CUBA
Rules get tougher on travel by Cubans
BY WILFREDO CANCIO ISLA
El Nuevo Herald
A new Cuban government regulation that took effect Wednesday will make
it more difficult for some Cubans abroad to invite relatives and friends
on the island to visit them.
Resolution 87/2007, issued by the Foreign Ministry, requires such
invitations to be submitted through Cuban consulates abroad, notarized
and in accordance with the laws of the country where they are requested.
But the consulates will ''have the authority to reject the invitation
when there are elements that recommend that,'' added the resolution,
published in the official gazette.
Many Cubans have long used such invitations as a way of obtaining Cuban
government permission to leave the island and remain abroad.
Before the new regulation, the invitations could be certified in Cuba at
the International Legal Consultancy, a quasi-government agency with
branches in Havana and other parts of Cuba.

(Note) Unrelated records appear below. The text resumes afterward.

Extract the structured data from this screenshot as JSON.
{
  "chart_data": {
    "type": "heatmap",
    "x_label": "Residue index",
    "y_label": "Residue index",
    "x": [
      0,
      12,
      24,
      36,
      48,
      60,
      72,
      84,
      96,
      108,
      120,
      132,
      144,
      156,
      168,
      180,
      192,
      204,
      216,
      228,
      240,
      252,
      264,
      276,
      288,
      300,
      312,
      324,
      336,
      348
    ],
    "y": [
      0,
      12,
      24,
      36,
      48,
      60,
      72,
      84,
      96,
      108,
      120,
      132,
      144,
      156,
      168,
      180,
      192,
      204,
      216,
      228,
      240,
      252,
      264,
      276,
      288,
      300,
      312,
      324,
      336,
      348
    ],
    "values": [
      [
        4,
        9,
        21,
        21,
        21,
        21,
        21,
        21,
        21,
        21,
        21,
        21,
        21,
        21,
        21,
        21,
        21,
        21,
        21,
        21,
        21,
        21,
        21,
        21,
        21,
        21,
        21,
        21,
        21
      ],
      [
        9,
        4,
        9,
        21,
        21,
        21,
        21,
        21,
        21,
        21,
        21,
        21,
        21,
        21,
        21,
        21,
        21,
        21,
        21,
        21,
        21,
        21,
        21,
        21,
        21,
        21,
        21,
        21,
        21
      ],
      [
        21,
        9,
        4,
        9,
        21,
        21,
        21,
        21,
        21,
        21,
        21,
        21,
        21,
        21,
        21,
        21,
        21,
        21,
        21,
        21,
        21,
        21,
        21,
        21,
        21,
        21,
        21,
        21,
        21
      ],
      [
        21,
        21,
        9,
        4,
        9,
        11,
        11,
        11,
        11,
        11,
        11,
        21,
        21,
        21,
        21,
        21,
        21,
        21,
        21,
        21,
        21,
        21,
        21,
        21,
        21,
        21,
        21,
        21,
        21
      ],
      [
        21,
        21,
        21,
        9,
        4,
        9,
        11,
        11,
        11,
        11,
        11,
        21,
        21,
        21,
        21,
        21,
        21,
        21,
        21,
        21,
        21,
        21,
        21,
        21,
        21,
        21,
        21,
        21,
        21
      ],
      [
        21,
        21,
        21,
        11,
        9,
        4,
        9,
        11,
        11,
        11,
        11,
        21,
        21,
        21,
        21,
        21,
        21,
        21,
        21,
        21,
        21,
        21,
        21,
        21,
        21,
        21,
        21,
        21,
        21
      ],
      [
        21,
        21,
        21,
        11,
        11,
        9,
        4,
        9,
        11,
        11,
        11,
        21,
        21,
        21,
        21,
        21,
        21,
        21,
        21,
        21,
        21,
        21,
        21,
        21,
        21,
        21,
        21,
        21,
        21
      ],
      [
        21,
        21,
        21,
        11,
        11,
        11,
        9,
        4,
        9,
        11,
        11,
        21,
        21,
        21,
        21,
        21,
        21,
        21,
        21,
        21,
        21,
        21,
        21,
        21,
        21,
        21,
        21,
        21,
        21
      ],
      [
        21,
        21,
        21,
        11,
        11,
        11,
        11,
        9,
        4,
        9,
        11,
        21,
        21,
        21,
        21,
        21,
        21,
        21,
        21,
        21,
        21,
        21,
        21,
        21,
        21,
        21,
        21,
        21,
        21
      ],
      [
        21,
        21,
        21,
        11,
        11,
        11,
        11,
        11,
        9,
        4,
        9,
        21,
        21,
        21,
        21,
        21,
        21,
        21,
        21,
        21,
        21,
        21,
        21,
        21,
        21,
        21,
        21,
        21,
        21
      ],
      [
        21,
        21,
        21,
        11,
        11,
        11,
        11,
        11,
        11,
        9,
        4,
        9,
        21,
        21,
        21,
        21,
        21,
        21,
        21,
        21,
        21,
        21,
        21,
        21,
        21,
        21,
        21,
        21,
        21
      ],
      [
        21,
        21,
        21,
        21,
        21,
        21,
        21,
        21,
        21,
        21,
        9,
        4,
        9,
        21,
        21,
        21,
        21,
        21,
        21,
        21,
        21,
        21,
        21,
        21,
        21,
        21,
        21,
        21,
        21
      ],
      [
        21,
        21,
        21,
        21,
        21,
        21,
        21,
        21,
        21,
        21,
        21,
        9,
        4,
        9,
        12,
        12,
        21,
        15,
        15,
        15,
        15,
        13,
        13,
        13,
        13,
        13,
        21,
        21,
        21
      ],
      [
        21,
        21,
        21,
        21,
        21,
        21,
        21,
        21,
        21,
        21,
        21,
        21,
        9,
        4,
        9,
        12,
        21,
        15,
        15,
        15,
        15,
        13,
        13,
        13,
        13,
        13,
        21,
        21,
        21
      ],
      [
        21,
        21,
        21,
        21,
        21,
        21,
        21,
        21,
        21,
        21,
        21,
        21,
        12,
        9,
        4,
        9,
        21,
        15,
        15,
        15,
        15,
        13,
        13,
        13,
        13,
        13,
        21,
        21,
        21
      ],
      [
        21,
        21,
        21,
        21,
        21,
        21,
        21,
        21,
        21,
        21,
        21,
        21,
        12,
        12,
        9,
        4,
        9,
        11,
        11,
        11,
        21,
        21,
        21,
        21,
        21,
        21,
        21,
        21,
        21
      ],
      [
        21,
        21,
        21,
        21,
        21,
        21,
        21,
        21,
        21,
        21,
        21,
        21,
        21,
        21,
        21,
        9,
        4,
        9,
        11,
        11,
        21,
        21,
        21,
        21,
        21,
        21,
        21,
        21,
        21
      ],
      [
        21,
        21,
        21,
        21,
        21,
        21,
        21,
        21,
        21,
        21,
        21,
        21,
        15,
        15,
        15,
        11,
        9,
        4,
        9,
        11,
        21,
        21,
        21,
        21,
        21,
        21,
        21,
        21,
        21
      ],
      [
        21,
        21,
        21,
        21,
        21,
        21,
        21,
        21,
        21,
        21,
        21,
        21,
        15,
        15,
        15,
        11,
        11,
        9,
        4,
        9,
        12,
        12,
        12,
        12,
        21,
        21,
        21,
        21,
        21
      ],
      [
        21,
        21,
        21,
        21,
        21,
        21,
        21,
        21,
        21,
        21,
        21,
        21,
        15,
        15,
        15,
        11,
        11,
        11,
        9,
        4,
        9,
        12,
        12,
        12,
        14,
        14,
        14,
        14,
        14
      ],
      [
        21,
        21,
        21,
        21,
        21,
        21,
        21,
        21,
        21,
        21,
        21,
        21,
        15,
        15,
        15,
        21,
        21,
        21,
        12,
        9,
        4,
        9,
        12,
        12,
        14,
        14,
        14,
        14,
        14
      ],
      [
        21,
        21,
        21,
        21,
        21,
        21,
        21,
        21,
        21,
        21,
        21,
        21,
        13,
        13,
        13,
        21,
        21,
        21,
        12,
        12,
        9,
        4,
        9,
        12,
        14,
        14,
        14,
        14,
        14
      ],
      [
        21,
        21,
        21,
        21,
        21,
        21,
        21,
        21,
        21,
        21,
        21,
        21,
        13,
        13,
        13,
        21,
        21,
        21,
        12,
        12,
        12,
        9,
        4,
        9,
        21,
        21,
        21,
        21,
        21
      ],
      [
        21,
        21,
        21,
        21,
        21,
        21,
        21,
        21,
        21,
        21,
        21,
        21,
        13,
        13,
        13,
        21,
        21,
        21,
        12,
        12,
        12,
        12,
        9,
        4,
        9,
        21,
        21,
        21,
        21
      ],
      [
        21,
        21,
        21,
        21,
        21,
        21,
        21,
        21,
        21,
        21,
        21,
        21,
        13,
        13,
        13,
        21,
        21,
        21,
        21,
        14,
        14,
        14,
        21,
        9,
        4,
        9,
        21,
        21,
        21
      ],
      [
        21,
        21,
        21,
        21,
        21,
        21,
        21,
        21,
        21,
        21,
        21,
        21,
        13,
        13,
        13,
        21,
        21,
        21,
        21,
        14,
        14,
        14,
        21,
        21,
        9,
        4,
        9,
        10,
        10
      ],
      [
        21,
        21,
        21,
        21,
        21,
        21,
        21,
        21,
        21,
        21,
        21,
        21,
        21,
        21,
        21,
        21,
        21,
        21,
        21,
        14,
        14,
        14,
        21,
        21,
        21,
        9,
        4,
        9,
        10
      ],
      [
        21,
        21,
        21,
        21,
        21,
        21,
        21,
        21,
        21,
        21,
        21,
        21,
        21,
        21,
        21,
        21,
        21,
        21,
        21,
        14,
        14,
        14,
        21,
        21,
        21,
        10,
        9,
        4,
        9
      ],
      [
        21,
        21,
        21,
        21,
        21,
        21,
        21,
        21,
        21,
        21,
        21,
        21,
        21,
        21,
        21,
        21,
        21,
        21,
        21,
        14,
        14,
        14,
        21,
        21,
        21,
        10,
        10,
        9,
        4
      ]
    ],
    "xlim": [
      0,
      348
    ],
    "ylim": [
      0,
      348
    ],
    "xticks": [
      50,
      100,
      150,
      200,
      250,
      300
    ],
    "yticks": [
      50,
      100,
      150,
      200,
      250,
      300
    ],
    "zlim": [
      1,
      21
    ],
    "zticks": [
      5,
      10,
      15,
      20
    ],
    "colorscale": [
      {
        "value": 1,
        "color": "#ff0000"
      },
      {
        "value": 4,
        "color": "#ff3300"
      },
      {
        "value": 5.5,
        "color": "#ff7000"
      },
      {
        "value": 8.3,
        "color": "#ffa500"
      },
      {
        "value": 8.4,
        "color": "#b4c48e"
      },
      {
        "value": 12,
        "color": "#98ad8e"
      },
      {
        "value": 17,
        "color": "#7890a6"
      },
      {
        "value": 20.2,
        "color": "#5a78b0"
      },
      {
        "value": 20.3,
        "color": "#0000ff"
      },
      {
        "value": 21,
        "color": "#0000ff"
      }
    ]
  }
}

That option could speed up the process and make it cheaper, but was open
to corruption.
The regulation will affect Cuban Americans who used the Consultancy to
certify their invitations, but not those who use U.S.-based travel
agencies to handle their invitations. Those agencies already process
their invitations through the Cuban consulate in Washington, agency
officials said.
''I believe this measure was conceived to rationalize and guarantee the
consular work on a process that was totally out of control,'' said
Armando García, president of the Marazul travel agency in Miami.